Kita merenungkan pemberian daging hiu untuk makan bergizi anak terdengar tidak lazim. Kita bicara konteks makan bergizi anak, sajian jenis ikan seyogianya mengutamakan manfaat kesehatan yang jelas berdasarkan bukti ilmiah dan aman dikonsumsi anak. Jenis ikan yang digunakan haruslah sesuai rekomendasi dari otoritas kesehatan.
Di sisi lain, rupanya ada cerita bahwa daging hiu biasa dikonsumsi di beberapa daerah terutama masyarakat yang tinggal di pesisir. Sejumlah warganet di media sosial ada yang mengaku aman-aman saja konsumsi daging hiu. Olahan daging hiu bervariasi, mulai dibakar, di fillet hingga dibuat kari atau gulai.

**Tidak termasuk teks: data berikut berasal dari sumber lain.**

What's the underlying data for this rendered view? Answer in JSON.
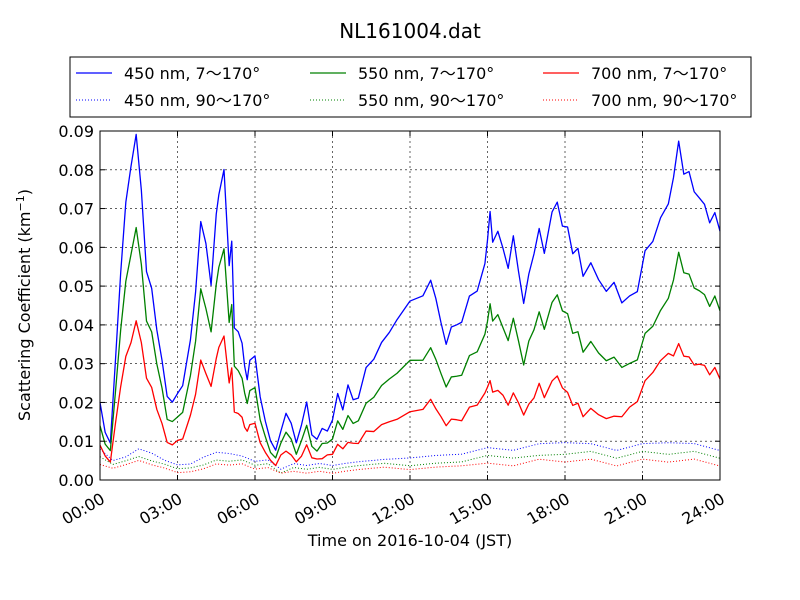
{
  "chart_data": {
    "type": "line",
    "title": "NL161004.dat",
    "xlabel": "Time on 2016-10-04 (JST)",
    "ylabel_main": "Scattering Coefficient (km",
    "ylabel_sup": "−1",
    "ylabel_close": ")",
    "xlim_hours": [
      0,
      24
    ],
    "ylim": [
      0,
      0.09
    ],
    "x_ticks": [
      {
        "hour": 0,
        "label": "00:00"
      },
      {
        "hour": 3,
        "label": "03:00"
      },
      {
        "hour": 6,
        "label": "06:00"
      },
      {
        "hour": 9,
        "label": "09:00"
      },
      {
        "hour": 12,
        "label": "12:00"
      },
      {
        "hour": 15,
        "label": "15:00"
      },
      {
        "hour": 18,
        "label": "18:00"
      },
      {
        "hour": 21,
        "label": "21:00"
      },
      {
        "hour": 24,
        "label": "24:00"
      }
    ],
    "y_ticks": [
      {
        "value": 0.0,
        "label": "0.00"
      },
      {
        "value": 0.01,
        "label": "0.01"
      },
      {
        "value": 0.02,
        "label": "0.02"
      },
      {
        "value": 0.03,
        "label": "0.03"
      },
      {
        "value": 0.04,
        "label": "0.04"
      },
      {
        "value": 0.05,
        "label": "0.05"
      },
      {
        "value": 0.06,
        "label": "0.06"
      },
      {
        "value": 0.07,
        "label": "0.07"
      },
      {
        "value": 0.08,
        "label": "0.08"
      },
      {
        "value": 0.09,
        "label": "0.09"
      }
    ],
    "grid": true,
    "legend_placement": "top, above plot",
    "series": [
      {
        "name": "450 nm, 7～170°",
        "color": "#0000ff",
        "style": "solid",
        "x": [
          0,
          0.2,
          0.4,
          0.6,
          0.8,
          1.0,
          1.2,
          1.4,
          1.6,
          1.8,
          2.0,
          2.2,
          2.4,
          2.6,
          2.8,
          3.0,
          3.2,
          3.5,
          3.7,
          3.9,
          4.1,
          4.3,
          4.5,
          4.6,
          4.8,
          5.0,
          5.1,
          5.2,
          5.35,
          5.5,
          5.6,
          5.7,
          5.8,
          6.0,
          6.2,
          6.4,
          6.6,
          6.8,
          7.0,
          7.2,
          7.4,
          7.6,
          7.8,
          8.0,
          8.2,
          8.4,
          8.6,
          8.8,
          9.0,
          9.2,
          9.4,
          9.6,
          9.8,
          10.0,
          10.3,
          10.6,
          10.9,
          11.2,
          11.5,
          12.0,
          12.5,
          12.8,
          13.0,
          13.2,
          13.4,
          13.6,
          13.8,
          14.0,
          14.3,
          14.6,
          14.9,
          15.0,
          15.1,
          15.2,
          15.4,
          15.6,
          15.8,
          16.0,
          16.2,
          16.4,
          16.6,
          16.8,
          17.0,
          17.2,
          17.5,
          17.7,
          17.9,
          18.1,
          18.3,
          18.5,
          18.7,
          19.0,
          19.3,
          19.6,
          19.9,
          20.2,
          20.5,
          20.8,
          21.1,
          21.4,
          21.7,
          22.0,
          22.2,
          22.4,
          22.6,
          22.8,
          23.0,
          23.2,
          23.4,
          23.6,
          23.8,
          24.0
        ],
        "y": [
          0.02,
          0.012,
          0.01,
          0.03,
          0.055,
          0.07,
          0.082,
          0.089,
          0.074,
          0.055,
          0.048,
          0.04,
          0.03,
          0.022,
          0.02,
          0.022,
          0.025,
          0.035,
          0.05,
          0.065,
          0.062,
          0.05,
          0.068,
          0.075,
          0.078,
          0.057,
          0.06,
          0.04,
          0.038,
          0.035,
          0.03,
          0.025,
          0.032,
          0.031,
          0.022,
          0.015,
          0.01,
          0.008,
          0.012,
          0.018,
          0.014,
          0.01,
          0.014,
          0.02,
          0.012,
          0.01,
          0.014,
          0.012,
          0.016,
          0.022,
          0.018,
          0.025,
          0.02,
          0.022,
          0.028,
          0.032,
          0.035,
          0.038,
          0.042,
          0.045,
          0.049,
          0.05,
          0.048,
          0.04,
          0.035,
          0.04,
          0.039,
          0.042,
          0.046,
          0.05,
          0.055,
          0.062,
          0.07,
          0.06,
          0.066,
          0.058,
          0.056,
          0.062,
          0.054,
          0.046,
          0.052,
          0.06,
          0.063,
          0.06,
          0.068,
          0.072,
          0.066,
          0.064,
          0.06,
          0.058,
          0.054,
          0.055,
          0.052,
          0.049,
          0.05,
          0.047,
          0.046,
          0.05,
          0.058,
          0.062,
          0.068,
          0.07,
          0.08,
          0.085,
          0.081,
          0.078,
          0.075,
          0.073,
          0.07,
          0.068,
          0.067,
          0.066
        ]
      },
      {
        "name": "450 nm, 90～170°",
        "color": "#0000ff",
        "style": "dotted",
        "x": [
          0,
          0.5,
          1.0,
          1.5,
          2.0,
          2.5,
          3.0,
          3.5,
          4.0,
          4.5,
          5.0,
          5.5,
          6.0,
          6.5,
          7.0,
          7.5,
          8.0,
          8.5,
          9.0,
          9.5,
          10.0,
          11.0,
          12.0,
          13.0,
          14.0,
          15.0,
          16.0,
          17.0,
          18.0,
          19.0,
          20.0,
          21.0,
          22.0,
          23.0,
          24.0
        ],
        "y": [
          0.008,
          0.005,
          0.006,
          0.008,
          0.007,
          0.005,
          0.004,
          0.004,
          0.006,
          0.007,
          0.007,
          0.006,
          0.005,
          0.005,
          0.003,
          0.004,
          0.004,
          0.004,
          0.004,
          0.004,
          0.005,
          0.005,
          0.006,
          0.006,
          0.007,
          0.008,
          0.008,
          0.009,
          0.01,
          0.009,
          0.008,
          0.009,
          0.01,
          0.009,
          0.008
        ]
      },
      {
        "name": "550 nm, 7～170°",
        "color": "#008000",
        "style": "solid",
        "x": [
          0,
          0.2,
          0.4,
          0.6,
          0.8,
          1.0,
          1.2,
          1.4,
          1.6,
          1.8,
          2.0,
          2.2,
          2.4,
          2.6,
          2.8,
          3.0,
          3.2,
          3.5,
          3.7,
          3.9,
          4.1,
          4.3,
          4.5,
          4.6,
          4.8,
          5.0,
          5.1,
          5.2,
          5.35,
          5.5,
          5.6,
          5.7,
          5.8,
          6.0,
          6.2,
          6.4,
          6.6,
          6.8,
          7.0,
          7.2,
          7.4,
          7.6,
          7.8,
          8.0,
          8.2,
          8.4,
          8.6,
          8.8,
          9.0,
          9.2,
          9.4,
          9.6,
          9.8,
          10.0,
          10.3,
          10.6,
          10.9,
          11.2,
          11.5,
          12.0,
          12.5,
          12.8,
          13.0,
          13.2,
          13.4,
          13.6,
          13.8,
          14.0,
          14.3,
          14.6,
          14.9,
          15.0,
          15.1,
          15.2,
          15.4,
          15.6,
          15.8,
          16.0,
          16.2,
          16.4,
          16.6,
          16.8,
          17.0,
          17.2,
          17.5,
          17.7,
          17.9,
          18.1,
          18.3,
          18.5,
          18.7,
          19.0,
          19.3,
          19.6,
          19.9,
          20.2,
          20.5,
          20.8,
          21.1,
          21.4,
          21.7,
          22.0,
          22.2,
          22.4,
          22.6,
          22.8,
          23.0,
          23.2,
          23.4,
          23.6,
          23.8,
          24.0
        ],
        "y": [
          0.014,
          0.009,
          0.008,
          0.022,
          0.04,
          0.05,
          0.059,
          0.065,
          0.055,
          0.042,
          0.037,
          0.031,
          0.023,
          0.016,
          0.015,
          0.016,
          0.018,
          0.026,
          0.037,
          0.048,
          0.045,
          0.038,
          0.05,
          0.056,
          0.058,
          0.042,
          0.044,
          0.03,
          0.028,
          0.026,
          0.023,
          0.019,
          0.024,
          0.023,
          0.016,
          0.011,
          0.007,
          0.006,
          0.009,
          0.013,
          0.01,
          0.007,
          0.01,
          0.014,
          0.009,
          0.007,
          0.01,
          0.009,
          0.011,
          0.015,
          0.013,
          0.017,
          0.014,
          0.016,
          0.019,
          0.022,
          0.024,
          0.026,
          0.028,
          0.03,
          0.032,
          0.033,
          0.032,
          0.027,
          0.024,
          0.027,
          0.026,
          0.028,
          0.031,
          0.034,
          0.037,
          0.041,
          0.046,
          0.04,
          0.044,
          0.038,
          0.037,
          0.041,
          0.036,
          0.03,
          0.035,
          0.04,
          0.042,
          0.04,
          0.045,
          0.048,
          0.044,
          0.042,
          0.039,
          0.037,
          0.034,
          0.035,
          0.033,
          0.031,
          0.031,
          0.03,
          0.029,
          0.032,
          0.037,
          0.04,
          0.044,
          0.046,
          0.053,
          0.057,
          0.055,
          0.052,
          0.05,
          0.049,
          0.047,
          0.046,
          0.046,
          0.045
        ]
      },
      {
        "name": "550 nm, 90～170°",
        "color": "#008000",
        "style": "dotted",
        "x": [
          0,
          0.5,
          1.0,
          1.5,
          2.0,
          2.5,
          3.0,
          3.5,
          4.0,
          4.5,
          5.0,
          5.5,
          6.0,
          6.5,
          7.0,
          7.5,
          8.0,
          8.5,
          9.0,
          9.5,
          10.0,
          11.0,
          12.0,
          13.0,
          14.0,
          15.0,
          16.0,
          17.0,
          18.0,
          19.0,
          20.0,
          21.0,
          22.0,
          23.0,
          24.0
        ],
        "y": [
          0.006,
          0.004,
          0.005,
          0.006,
          0.005,
          0.004,
          0.003,
          0.003,
          0.004,
          0.005,
          0.005,
          0.005,
          0.004,
          0.004,
          0.002,
          0.003,
          0.003,
          0.003,
          0.003,
          0.003,
          0.004,
          0.004,
          0.004,
          0.004,
          0.005,
          0.006,
          0.006,
          0.006,
          0.007,
          0.007,
          0.006,
          0.007,
          0.007,
          0.007,
          0.006
        ]
      },
      {
        "name": "700 nm, 7～170°",
        "color": "#ff0000",
        "style": "solid",
        "x": [
          0,
          0.2,
          0.4,
          0.6,
          0.8,
          1.0,
          1.2,
          1.4,
          1.6,
          1.8,
          2.0,
          2.2,
          2.4,
          2.6,
          2.8,
          3.0,
          3.2,
          3.5,
          3.7,
          3.9,
          4.1,
          4.3,
          4.5,
          4.6,
          4.8,
          5.0,
          5.1,
          5.2,
          5.35,
          5.5,
          5.6,
          5.7,
          5.8,
          6.0,
          6.2,
          6.4,
          6.6,
          6.8,
          7.0,
          7.2,
          7.4,
          7.6,
          7.8,
          8.0,
          8.2,
          8.4,
          8.6,
          8.8,
          9.0,
          9.2,
          9.4,
          9.6,
          9.8,
          10.0,
          10.3,
          10.6,
          10.9,
          11.2,
          11.5,
          12.0,
          12.5,
          12.8,
          13.0,
          13.2,
          13.4,
          13.6,
          13.8,
          14.0,
          14.3,
          14.6,
          14.9,
          15.0,
          15.1,
          15.2,
          15.4,
          15.6,
          15.8,
          16.0,
          16.2,
          16.4,
          16.6,
          16.8,
          17.0,
          17.2,
          17.5,
          17.7,
          17.9,
          18.1,
          18.3,
          18.5,
          18.7,
          19.0,
          19.3,
          19.6,
          19.9,
          20.2,
          20.5,
          20.8,
          21.1,
          21.4,
          21.7,
          22.0,
          22.2,
          22.4,
          22.6,
          22.8,
          23.0,
          23.2,
          23.4,
          23.6,
          23.8,
          24.0
        ],
        "y": [
          0.009,
          0.006,
          0.005,
          0.014,
          0.025,
          0.031,
          0.036,
          0.041,
          0.035,
          0.027,
          0.023,
          0.019,
          0.014,
          0.01,
          0.009,
          0.01,
          0.011,
          0.016,
          0.023,
          0.03,
          0.028,
          0.024,
          0.031,
          0.035,
          0.036,
          0.026,
          0.028,
          0.018,
          0.017,
          0.016,
          0.014,
          0.012,
          0.015,
          0.014,
          0.01,
          0.007,
          0.005,
          0.004,
          0.006,
          0.008,
          0.006,
          0.005,
          0.006,
          0.009,
          0.006,
          0.005,
          0.006,
          0.006,
          0.007,
          0.009,
          0.008,
          0.01,
          0.009,
          0.01,
          0.012,
          0.013,
          0.014,
          0.015,
          0.016,
          0.017,
          0.019,
          0.02,
          0.019,
          0.016,
          0.014,
          0.016,
          0.015,
          0.016,
          0.018,
          0.02,
          0.022,
          0.024,
          0.026,
          0.022,
          0.024,
          0.021,
          0.02,
          0.022,
          0.02,
          0.017,
          0.019,
          0.022,
          0.024,
          0.022,
          0.025,
          0.027,
          0.024,
          0.022,
          0.02,
          0.019,
          0.017,
          0.018,
          0.017,
          0.016,
          0.016,
          0.017,
          0.018,
          0.021,
          0.025,
          0.028,
          0.031,
          0.032,
          0.033,
          0.034,
          0.033,
          0.031,
          0.03,
          0.03,
          0.029,
          0.028,
          0.028,
          0.027
        ]
      },
      {
        "name": "700 nm, 90～170°",
        "color": "#ff0000",
        "style": "dotted",
        "x": [
          0,
          0.5,
          1.0,
          1.5,
          2.0,
          2.5,
          3.0,
          3.5,
          4.0,
          4.5,
          5.0,
          5.5,
          6.0,
          6.5,
          7.0,
          7.5,
          8.0,
          8.5,
          9.0,
          9.5,
          10.0,
          11.0,
          12.0,
          13.0,
          14.0,
          15.0,
          16.0,
          17.0,
          18.0,
          19.0,
          20.0,
          21.0,
          22.0,
          23.0,
          24.0
        ],
        "y": [
          0.004,
          0.003,
          0.004,
          0.005,
          0.004,
          0.003,
          0.002,
          0.002,
          0.003,
          0.004,
          0.004,
          0.004,
          0.003,
          0.003,
          0.002,
          0.002,
          0.002,
          0.002,
          0.002,
          0.002,
          0.003,
          0.003,
          0.003,
          0.003,
          0.004,
          0.004,
          0.004,
          0.005,
          0.005,
          0.005,
          0.004,
          0.005,
          0.005,
          0.005,
          0.004
        ]
      }
    ]
  }
}
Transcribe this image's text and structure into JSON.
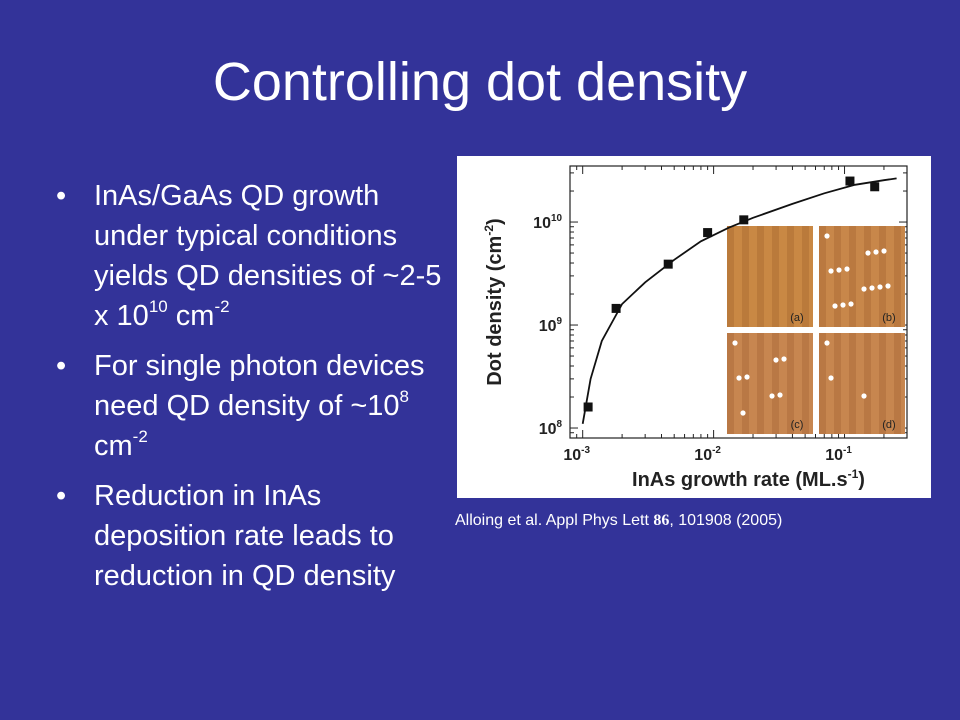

Bagi warganet yang di daerahnya konsumsi daging hiu berkomentar, 'Daging hiu aman kok, mungkin cara pengolahannya aja yang salah; jenis hiu itu ada yang bisa dimakan, ada yang enggak bisa dimakan; pernah makan sambal balado ikan hiu, aman aja, dagingnya lebih enak dari tuna."
Komentar warganet lainnya, 'Yang normal-normal aja sih ikannya. Kan ada ikan teri, cakalang, tuna; daging hiu justru berbahaya karena mengandung merkuri; ya emang katanya hiu ada yang bisa dimakan, tapi kan bukan sesuatu yang biasa dicari buat dimakan.' Pertanyaan publik yang ramai, 'Kenapa kok kepikiran pilih daging hiu?'
Menyimak keriuhan soal daging hiu, Pemerintah sebaiknya meluruskan, setiap daerah boleh saja memanfaatkan kearifan lokal ikan yang tersedia. Akan tetapi, pemilihan jenis ikan untuk makan bergizi anak mesti dipertimbangkan matang, apakah sesuai dengan manfaat kesehatan dan masuk ke dalam jenis ikan yang biasa direkomendasikan di bidang kesehatan.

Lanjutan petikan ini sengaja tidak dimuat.